A esmagadora maioria dos portugueses sente na pele o aumento das desigualdades e a tragédia do desemprego crescente em uma sociedade na qual o horizonte está escurecendo. Para onde estamos olhando? Esta é uma pergunta recorrente em tempo de crise. As respostas não são inocentes nem estão isentas de polêmica. Alguns empresários que viveram durante décadas à sombra da exploração colonial e depois, passadas as dificuldades do processo revolucionário, receberam amplo apoio dos fundos comunitários europeus, preconizam agora a venda de suas empresas à Espanha para manterem seus privilégios. Hipótese indigna!

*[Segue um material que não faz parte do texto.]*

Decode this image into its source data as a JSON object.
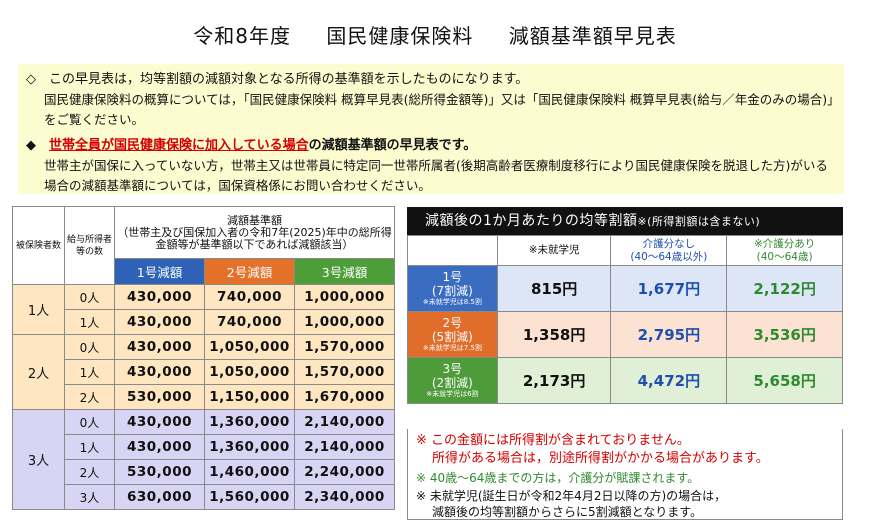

Por outro lado, e enquanto no mundo as “receitas” neoliberais começam a evidenciar claros sintomas de esgotamento, surgem em Portugal empresários e políticos que se proclamam de uma nova geração - entre 35 e 50 anos - e exigem as mesmas reformas que estiveram em moda nos anos 90: flexibilidade no mercado de trabalho - leia-se, demissões em massa - encolhimento do Estado para engordar os enfraquecidos grupos privados e a destruição do sistema de previdência social. Junto com o surgimento desta nova-velha linha economicista, assistimos a uma ofensiva ideológica de extrema direita, que parte do Centro Democrático Social/Partido Popular (CDS/PP), um dos dois partidos que formam a coalizão governamental, e aponta para despojar a democracia de seu conteúdo social, em aberto conflito com a Constituição de 1976.
Esquecer o 25 de abril, como se tivesse sido uma febre passageira, significaria um grave erro e uma grave imprudência. É certo que o poder político já não é o que era. Hoje está profundamente condicionado pelo poder econômico-financeiro e pelo poder dos meios de comunicação, cada vez mais entrelaçado com o primeiro. O Estado, muito debilitado e submetido a uma corrosão constante pela globalização, deveria se esforçar para se defender e fortalecer, em lugar de alienar setores econômicos estratégicos, como está fazendo ou está por fazer.
Portugal tem de mudar, urgentemente. Devemos ser capazes de criar um novo dinamismo político, o mais inclusivo que for possível. Tenhamos a sabedoria de afastar tudo o que nos divide - que não é muito - e de acentuar a vontade comum de mudança que nos une. Isolemos a extrema direita, nostálgica do passado, ideológica, apoiada por alguns grandes interesses, que ambiciona tomar o poder para desfigurar e “blindar” o regime.
O autor, Mario Soares, foi presidente de Portugal no período 1986-1996.